Ha fatto parte del collettivo punk oppositore russo Pussy Riot, ma poi la “paura troppo grande” che potesse succedere qualcosa a lei o alla sua famiglia, in seguito a minacce ricevute, l’ha condotta verso tutta un’altra strada: quella di infiltrata per conto di Mosca in circoli di attivisti considerati scomodi per il Cremlino, una volta reclutata dai servizi segreti federali (Fsb).
È la storia, raccontata in un’intervista al Guardian, da Rita Flores, 29enne riuscita a fuggire il mese scorso dalla Russia dopo tre anni di lavoro per l’intelligence locale. Attiva con le Pussy Riot a partire dal 2020, con performance di protesta che le sono costate più volte arresti, periodi di sorveglianza e perquisizioni, Flores dice di esser stata costretta al reclutamento nel Fsb a febbraio 2023. In quel momento, la giovane era finita sotto la lente delle autorità per aver mosso critiche via social alle azioni belliche russe in Ucraina.
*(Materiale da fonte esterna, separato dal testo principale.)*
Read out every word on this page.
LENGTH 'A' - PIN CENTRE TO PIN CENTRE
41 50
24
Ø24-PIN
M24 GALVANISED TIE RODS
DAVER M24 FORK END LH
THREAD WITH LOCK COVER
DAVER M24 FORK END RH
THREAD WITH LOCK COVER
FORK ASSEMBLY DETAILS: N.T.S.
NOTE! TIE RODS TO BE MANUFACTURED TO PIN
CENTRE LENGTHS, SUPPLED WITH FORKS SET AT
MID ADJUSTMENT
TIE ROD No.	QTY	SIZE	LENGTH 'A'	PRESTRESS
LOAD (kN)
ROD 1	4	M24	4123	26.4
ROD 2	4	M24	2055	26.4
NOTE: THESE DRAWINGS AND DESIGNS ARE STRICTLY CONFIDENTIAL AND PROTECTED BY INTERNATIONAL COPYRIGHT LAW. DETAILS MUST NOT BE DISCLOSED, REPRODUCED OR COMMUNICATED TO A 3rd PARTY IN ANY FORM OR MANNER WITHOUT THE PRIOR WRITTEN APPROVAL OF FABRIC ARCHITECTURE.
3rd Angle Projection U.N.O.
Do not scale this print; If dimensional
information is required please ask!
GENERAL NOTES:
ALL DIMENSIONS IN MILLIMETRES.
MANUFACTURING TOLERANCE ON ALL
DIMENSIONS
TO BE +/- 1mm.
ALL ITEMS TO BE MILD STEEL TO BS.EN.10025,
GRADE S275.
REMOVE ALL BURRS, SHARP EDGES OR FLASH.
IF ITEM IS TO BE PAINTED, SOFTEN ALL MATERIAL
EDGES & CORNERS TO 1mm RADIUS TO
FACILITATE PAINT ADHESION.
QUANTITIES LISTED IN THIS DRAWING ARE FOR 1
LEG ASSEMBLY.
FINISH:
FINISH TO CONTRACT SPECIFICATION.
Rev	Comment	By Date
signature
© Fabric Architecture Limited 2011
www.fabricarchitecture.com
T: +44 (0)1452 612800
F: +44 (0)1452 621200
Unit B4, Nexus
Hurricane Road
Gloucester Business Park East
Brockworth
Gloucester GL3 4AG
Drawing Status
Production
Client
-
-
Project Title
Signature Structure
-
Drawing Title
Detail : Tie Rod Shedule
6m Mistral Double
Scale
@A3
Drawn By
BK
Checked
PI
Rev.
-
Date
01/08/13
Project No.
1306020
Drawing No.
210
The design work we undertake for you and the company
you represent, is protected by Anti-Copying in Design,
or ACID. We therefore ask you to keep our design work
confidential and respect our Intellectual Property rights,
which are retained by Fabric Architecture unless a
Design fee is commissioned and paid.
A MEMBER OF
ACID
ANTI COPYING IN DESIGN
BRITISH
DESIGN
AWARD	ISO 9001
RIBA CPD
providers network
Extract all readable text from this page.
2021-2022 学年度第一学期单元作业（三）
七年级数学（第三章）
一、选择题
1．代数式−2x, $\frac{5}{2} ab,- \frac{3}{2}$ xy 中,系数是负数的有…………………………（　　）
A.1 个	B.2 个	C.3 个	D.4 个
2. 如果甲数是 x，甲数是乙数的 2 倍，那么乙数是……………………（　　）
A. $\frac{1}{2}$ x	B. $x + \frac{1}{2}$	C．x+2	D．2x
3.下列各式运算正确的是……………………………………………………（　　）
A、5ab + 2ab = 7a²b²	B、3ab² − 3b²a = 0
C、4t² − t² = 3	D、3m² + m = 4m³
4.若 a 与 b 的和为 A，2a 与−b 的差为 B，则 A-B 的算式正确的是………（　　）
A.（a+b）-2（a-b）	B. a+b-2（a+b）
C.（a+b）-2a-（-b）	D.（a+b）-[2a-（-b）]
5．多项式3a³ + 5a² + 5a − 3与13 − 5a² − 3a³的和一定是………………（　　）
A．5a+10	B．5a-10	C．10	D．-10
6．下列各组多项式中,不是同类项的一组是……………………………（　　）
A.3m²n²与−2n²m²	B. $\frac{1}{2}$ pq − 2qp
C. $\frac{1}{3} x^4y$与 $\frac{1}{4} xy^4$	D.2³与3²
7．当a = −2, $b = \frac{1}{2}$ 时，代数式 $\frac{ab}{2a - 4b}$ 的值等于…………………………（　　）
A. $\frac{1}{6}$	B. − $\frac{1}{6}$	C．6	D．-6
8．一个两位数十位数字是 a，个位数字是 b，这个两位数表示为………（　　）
Fu allora, spiega, che finì sotto ricatto di agenti dei servizi segreti: avrebbero fatto aprire procedimenti penali nei suoi confronti, a meno che accettasse di lavorare per l’Fsb. “Ho creduto che potessero fare tutto quello che dicevano”, racconta lei.
“La mia paura era troppo grande”. E così iniziò a svolgere diverse missioni, principalmente per raccogliere informazioni su profili legati all’opposizione. Il punto di inflessione è arrivato con l’incarico di occuparsi di Pyotr Verzilov, attivista filo-ucraino, arruolatosi con Kiev dopo esser stato legato alle Pussy Riot. I superiori di Flores le chiesero infatti di incontrarlo in Serbia e contribuire a tendergli una trappola per ucciderlo. Ma, prima che tutto ciò accadesse, la ragazza, aiutata da un avvocato, ha fatto i bagagli lasciando la Russia. Ora punta a denunciare ciò che ha vissuto e come l’uso da parte del Cremlino di infiltrati negli ambienti degli oppositori sia, a suo dire, “un fenomeno di massa”. La ex Pussy Riot parla anche di un clima di appiattimento generale negli ambiti artistici russi: “Le persone rimaste in Russia hanno accettato le regole del gioco. Vai in una galleria e ogni opera potrebbe benissimo avere un cartello con scritto ‘ci è stato vietato dire qualsiasi cosa'”.